Ovchi-Perim le désigna au roi des serpents qui le livra aux
bourreaux pour être condamné à une cruelle torture
: ils retournèrent sa peau et y introduisirent des fourmis.
- O fameux chasseur Ovchi-Perim, demanda le roi-serpent, que faut-il
te donner pour récompense ? ... Veux-tu autant de pierres précieuses
que tu pourras en emporter ou préfères-tu posséder
le pouvoir de comprendre le langage de tous les êtres de l'univers,
des bêtes et des oiseaux ?
Ovchi-Perim réfléchit.
- O Roi-serpent. dit-il, la chasse est ma seule jouissance et je ne
recherche pas les richesses. Or, si j'ai de la chance à la
chasse, il y aura aussi de l'abondance dans ma maison et comment n'aurais-je
pas de chance si tu me donnes le pouvoir de comprendre tout ce que
les bêtes se disent l'une à l'autre. Je préfère
donc connaître le langage des bêtes.
- Qu'il soit fait selon ton désir. Mais ne laisse voir et ne
dis à personne que lu possèdes ce pouvoir. Si tu divulgues
ce secret, la nuit même, tu seras déchiré en petits
morceaux par les bêtes sauvages. Puis le Roi-serpent toucha
de sa langue les oreilles de notre chasseur.

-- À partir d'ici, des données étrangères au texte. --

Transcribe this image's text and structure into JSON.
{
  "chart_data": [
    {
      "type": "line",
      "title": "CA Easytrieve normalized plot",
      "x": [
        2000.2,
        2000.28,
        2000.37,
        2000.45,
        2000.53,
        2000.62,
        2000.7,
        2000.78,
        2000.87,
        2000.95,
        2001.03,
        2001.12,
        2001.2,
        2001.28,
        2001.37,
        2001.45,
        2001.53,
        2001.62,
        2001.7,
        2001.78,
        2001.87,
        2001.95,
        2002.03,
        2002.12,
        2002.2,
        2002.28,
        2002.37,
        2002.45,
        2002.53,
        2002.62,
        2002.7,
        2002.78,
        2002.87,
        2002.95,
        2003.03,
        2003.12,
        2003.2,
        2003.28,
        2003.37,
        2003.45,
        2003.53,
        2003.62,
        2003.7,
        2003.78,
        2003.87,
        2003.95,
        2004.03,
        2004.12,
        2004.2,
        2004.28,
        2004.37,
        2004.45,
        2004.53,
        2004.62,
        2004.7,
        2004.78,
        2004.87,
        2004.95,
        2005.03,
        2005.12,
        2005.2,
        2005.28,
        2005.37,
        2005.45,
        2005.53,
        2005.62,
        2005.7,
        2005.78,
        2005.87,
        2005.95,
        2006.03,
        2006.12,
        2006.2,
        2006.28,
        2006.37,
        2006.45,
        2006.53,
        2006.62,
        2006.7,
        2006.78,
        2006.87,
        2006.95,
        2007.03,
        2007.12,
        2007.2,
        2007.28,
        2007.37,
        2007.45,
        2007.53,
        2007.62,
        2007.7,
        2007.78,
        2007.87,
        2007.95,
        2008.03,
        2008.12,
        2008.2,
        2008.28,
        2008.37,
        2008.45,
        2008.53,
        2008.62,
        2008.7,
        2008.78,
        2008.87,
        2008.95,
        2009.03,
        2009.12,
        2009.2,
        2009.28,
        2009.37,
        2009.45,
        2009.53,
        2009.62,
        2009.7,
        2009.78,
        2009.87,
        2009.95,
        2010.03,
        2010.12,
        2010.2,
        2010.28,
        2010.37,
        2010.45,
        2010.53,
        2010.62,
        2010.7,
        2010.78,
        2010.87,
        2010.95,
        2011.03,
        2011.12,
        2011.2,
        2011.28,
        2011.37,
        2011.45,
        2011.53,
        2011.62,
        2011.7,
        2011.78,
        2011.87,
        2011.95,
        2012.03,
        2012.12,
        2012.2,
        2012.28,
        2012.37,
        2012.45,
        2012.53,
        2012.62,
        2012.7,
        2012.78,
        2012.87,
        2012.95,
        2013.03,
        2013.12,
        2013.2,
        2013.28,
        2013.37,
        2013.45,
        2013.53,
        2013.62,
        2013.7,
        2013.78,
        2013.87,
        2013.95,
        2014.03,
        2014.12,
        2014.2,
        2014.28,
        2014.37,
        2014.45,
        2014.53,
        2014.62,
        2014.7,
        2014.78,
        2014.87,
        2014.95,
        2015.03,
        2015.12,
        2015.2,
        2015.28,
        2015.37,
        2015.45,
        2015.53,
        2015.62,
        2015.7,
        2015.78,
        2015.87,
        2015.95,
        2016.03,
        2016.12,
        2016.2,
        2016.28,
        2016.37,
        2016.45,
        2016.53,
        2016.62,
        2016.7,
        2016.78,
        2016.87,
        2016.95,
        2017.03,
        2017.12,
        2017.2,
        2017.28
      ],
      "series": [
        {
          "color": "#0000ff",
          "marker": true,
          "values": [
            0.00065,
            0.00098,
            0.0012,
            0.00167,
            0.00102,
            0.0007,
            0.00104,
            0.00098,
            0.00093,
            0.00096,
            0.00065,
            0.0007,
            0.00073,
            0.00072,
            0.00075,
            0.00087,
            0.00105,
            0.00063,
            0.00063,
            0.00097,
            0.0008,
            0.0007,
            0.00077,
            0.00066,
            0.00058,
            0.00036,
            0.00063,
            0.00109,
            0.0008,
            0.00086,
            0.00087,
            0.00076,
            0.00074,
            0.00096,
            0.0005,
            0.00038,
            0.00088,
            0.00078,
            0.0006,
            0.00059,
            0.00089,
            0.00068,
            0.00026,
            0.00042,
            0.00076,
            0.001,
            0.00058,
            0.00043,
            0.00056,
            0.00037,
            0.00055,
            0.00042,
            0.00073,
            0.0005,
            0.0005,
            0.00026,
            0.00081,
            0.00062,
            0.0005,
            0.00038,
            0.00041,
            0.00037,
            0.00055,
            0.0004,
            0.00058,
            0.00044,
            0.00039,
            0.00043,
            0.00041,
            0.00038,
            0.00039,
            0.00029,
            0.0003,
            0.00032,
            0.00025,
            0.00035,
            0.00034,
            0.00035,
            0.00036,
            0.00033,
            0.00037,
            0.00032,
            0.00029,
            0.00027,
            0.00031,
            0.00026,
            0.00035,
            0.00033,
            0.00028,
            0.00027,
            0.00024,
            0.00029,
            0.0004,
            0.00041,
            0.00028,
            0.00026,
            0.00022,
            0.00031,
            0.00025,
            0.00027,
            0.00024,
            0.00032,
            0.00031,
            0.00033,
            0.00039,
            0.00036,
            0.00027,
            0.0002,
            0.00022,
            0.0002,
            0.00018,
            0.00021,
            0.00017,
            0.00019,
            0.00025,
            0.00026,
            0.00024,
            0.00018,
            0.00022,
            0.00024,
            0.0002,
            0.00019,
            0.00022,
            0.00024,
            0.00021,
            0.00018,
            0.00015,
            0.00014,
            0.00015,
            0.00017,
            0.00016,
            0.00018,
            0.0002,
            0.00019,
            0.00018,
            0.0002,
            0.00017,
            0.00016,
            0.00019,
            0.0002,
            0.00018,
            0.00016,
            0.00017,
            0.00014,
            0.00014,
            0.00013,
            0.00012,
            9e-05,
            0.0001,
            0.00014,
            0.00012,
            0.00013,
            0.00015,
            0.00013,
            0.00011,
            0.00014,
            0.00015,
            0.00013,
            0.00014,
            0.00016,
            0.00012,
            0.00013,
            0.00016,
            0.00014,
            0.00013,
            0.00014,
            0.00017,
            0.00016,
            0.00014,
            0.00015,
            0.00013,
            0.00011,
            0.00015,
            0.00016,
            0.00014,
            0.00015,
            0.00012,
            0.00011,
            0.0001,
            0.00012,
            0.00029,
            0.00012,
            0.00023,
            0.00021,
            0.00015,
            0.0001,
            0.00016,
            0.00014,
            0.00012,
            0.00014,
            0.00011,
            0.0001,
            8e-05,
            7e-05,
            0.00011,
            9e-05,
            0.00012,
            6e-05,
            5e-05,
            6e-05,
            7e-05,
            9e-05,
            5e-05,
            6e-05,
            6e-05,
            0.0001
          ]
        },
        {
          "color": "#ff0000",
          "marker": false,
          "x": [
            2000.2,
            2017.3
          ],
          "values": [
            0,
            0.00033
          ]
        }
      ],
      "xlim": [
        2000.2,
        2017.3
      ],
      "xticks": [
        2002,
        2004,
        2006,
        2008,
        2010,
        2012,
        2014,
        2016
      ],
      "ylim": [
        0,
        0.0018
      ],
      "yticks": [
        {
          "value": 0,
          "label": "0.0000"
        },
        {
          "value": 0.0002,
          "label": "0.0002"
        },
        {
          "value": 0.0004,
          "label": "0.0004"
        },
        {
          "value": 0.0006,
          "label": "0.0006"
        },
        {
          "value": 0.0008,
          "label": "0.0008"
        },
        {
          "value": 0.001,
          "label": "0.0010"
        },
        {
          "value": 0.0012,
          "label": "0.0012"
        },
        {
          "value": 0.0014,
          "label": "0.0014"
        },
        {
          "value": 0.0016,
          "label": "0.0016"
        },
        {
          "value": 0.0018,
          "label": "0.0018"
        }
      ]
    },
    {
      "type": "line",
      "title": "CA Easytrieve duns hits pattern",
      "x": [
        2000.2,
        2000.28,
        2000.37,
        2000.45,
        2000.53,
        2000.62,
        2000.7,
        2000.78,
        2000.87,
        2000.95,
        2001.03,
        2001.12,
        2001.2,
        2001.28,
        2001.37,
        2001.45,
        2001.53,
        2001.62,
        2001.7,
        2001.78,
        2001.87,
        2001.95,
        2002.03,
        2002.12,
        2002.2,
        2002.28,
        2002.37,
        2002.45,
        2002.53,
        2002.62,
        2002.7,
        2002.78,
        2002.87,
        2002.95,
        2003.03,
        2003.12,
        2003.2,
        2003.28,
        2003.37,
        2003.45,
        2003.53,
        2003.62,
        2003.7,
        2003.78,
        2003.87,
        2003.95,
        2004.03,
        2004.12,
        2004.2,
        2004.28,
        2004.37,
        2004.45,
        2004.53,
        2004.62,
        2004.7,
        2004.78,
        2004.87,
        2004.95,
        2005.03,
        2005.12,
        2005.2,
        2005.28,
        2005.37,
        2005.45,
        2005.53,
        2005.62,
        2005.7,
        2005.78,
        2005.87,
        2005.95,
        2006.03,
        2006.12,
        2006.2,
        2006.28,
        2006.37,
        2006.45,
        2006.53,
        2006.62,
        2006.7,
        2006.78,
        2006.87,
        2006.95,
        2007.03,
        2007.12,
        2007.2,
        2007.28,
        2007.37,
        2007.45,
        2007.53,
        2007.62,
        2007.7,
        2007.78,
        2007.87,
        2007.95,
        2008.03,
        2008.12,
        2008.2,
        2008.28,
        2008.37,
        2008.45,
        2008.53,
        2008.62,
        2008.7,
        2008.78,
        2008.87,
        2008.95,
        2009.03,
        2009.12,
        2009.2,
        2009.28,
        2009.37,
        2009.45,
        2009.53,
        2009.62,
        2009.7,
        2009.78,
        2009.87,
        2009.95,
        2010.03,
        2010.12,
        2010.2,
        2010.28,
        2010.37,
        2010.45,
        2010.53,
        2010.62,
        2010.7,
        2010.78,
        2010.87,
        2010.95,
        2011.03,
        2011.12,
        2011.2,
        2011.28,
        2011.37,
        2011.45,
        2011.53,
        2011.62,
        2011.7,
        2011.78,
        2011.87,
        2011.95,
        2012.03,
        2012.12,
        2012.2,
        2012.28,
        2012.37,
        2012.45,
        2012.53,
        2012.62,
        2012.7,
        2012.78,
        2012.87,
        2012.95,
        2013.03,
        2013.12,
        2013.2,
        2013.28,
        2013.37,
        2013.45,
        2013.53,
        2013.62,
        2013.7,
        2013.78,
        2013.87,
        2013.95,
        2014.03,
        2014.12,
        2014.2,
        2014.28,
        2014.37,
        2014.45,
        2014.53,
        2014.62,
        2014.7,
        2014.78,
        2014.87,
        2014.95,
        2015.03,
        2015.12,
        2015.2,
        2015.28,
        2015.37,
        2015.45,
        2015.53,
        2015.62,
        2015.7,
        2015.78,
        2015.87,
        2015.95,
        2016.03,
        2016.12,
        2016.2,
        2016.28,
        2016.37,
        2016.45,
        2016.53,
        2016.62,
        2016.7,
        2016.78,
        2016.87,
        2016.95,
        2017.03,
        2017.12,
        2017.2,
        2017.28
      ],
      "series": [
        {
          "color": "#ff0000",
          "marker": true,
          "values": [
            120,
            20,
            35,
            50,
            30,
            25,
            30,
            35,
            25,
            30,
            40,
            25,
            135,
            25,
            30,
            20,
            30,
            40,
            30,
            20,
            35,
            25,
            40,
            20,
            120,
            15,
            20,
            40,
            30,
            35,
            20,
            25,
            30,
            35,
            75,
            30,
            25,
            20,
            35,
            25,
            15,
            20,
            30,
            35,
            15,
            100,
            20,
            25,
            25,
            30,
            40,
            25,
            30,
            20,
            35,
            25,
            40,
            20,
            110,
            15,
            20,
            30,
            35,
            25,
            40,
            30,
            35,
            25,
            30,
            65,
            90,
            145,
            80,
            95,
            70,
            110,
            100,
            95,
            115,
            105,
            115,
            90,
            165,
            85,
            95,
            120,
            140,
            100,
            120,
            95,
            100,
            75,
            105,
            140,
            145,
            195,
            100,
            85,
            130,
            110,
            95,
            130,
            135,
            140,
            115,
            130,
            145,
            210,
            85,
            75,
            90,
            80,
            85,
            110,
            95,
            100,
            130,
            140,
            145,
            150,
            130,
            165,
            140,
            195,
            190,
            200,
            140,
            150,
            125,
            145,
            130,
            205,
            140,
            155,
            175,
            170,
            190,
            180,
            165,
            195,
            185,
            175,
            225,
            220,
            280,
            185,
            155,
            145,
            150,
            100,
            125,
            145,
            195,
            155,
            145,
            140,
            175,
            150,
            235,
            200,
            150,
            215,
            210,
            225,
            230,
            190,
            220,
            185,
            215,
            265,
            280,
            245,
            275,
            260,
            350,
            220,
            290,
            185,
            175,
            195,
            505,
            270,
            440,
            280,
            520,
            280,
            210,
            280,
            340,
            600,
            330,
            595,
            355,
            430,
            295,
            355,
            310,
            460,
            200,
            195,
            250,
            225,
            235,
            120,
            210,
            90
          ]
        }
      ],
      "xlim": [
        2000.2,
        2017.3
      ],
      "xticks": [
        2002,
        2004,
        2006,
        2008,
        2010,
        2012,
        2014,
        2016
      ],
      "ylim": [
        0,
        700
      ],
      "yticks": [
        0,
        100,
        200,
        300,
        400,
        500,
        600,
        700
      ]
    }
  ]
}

Les serpents volants, vizirs du roi, reconduisirent Ovchi ¬Perim
dans le monde des vivants. Il arriva à grand’ peine à
la maison. Là, sa femme, la jolie Tuti, l'attendait depuis
très longtemps avec impatience ; elle lui demanda d'un ton
irrité :
- Où donc as-tu de nouveau vagabondé, fils du diable...
N'as-¬tu pas honte ? J'ai failli mourir de faim en ton absence.
Ovchi-Perim raconta ce qui lui était arrivé et tout
ce qu'il avait vu.
- Et que t'a donné le roi des serpents en récompense
de tes services ? demanda la jolie Tuti.
Il s'en fallut de peu que notre chasseur laissât échapper
son secret. Il mit heureusement à temps son poing sur sa bouche
et répondit tranquillement :
- Il m'a récompensé... avec rien. C'est-à-dire...
il m'a bien offert des pierres précieuses, mais je ne les ai
pas acceptées. Qu'en aurions-nous fait ?
- Ane que tu es ! Fils de chien ! lui cria sa femme en colère.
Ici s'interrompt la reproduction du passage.